From 378408c2905585a62a5bcbeb58f21561969e8a5e Mon Sep 17 00:00:00 2001
From: Siddharth Narayanan <sidnarayanan@users.noreply.github.com>
Date: Mon, 9 Sep 2024 09:47:02 -0700
Subject: [PATCH] Faster call ID lookups; move progress bar (#16)

---
 ldp/alg/optimizer/opt.py | 21 +++++++++++++++++----
 ldp/alg/runners.py       | 10 +++-------
 ldp/graph/ops.py         | 23 ++++++++---------------
 3 files changed, 28 insertions(+), 26 deletions(-)
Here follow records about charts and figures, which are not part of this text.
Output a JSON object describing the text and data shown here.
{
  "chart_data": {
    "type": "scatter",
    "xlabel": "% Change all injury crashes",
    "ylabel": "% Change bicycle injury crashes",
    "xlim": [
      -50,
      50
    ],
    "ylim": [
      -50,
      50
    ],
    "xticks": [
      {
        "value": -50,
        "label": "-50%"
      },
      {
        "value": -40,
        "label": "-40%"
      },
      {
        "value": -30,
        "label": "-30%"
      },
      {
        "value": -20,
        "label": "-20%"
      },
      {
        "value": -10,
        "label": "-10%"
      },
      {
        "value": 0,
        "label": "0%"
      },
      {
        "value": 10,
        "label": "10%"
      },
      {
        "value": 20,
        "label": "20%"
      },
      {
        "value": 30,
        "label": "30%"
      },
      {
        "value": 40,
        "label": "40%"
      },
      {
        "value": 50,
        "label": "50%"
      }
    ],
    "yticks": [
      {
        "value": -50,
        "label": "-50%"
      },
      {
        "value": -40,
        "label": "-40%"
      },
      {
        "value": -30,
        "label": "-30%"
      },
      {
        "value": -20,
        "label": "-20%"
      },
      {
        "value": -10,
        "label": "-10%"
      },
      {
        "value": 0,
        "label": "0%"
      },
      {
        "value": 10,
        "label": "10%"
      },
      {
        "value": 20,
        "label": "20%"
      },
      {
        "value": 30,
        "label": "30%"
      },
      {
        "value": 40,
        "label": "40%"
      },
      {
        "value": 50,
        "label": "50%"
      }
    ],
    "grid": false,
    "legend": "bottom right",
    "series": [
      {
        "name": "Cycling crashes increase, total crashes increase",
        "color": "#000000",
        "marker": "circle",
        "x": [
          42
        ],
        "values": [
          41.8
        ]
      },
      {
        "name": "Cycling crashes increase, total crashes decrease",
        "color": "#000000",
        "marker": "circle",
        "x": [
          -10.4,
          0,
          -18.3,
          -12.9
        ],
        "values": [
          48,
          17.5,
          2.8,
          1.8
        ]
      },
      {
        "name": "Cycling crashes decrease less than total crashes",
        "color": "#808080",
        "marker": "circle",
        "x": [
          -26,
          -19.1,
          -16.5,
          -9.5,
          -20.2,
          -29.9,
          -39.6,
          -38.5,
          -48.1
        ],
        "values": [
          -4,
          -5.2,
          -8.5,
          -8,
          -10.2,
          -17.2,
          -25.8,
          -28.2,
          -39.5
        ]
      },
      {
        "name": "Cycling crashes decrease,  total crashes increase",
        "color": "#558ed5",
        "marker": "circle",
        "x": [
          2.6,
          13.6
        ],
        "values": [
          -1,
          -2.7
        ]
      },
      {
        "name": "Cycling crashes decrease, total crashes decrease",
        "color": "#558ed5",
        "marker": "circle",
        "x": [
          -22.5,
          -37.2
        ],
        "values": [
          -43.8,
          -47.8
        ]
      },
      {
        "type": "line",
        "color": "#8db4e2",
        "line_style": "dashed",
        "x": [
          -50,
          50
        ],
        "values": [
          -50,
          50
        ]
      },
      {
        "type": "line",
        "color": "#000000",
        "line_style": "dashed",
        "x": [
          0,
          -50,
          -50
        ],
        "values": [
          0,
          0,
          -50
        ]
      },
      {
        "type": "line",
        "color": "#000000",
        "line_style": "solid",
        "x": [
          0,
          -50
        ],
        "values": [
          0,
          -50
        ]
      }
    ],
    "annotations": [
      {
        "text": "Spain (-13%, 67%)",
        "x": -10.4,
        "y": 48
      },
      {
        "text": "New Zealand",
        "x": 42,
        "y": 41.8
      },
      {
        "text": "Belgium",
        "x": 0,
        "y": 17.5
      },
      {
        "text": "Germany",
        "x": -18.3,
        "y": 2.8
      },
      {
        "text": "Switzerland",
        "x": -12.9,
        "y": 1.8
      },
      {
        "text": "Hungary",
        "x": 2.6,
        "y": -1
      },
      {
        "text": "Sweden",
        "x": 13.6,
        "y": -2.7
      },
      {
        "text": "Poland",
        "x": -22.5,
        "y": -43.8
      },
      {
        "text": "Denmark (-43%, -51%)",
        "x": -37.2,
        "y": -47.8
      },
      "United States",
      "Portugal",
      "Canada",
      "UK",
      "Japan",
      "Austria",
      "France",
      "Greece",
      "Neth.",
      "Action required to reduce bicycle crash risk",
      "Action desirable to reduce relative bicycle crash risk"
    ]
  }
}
diff --git a/ldp/alg/optimizer/opt.py b/ldp/alg/optimizer/opt.py
index afdf84d7..bfb569dc 100644
--- a/ldp/alg/optimizer/opt.py
+++ b/ldp/alg/optimizer/opt.py
@@ -4,6 +4,8 @@
 from abc import ABC, abstractmethod
 from collections.abc import Iterable
 
+from tqdm import tqdm
+
 from ldp.data_structures import Trajectory
 
 logger = logging.getLogger(__name__)
@@ -21,9 +23,18 @@ def __init_subclass__(cls) -> None:
         _OPTIMIZER_REGISTRY[cls.__name__] = cls
         return super().__init_subclass__()
 
-    def aggregate(self, trajectories: Iterable[Trajectory]) -> None:
+    def aggregate(
+        self, trajectories: Iterable[Trajectory], show_pbar: bool = False
+    ) -> None:
         """Aggregate trajectories to construct training samples."""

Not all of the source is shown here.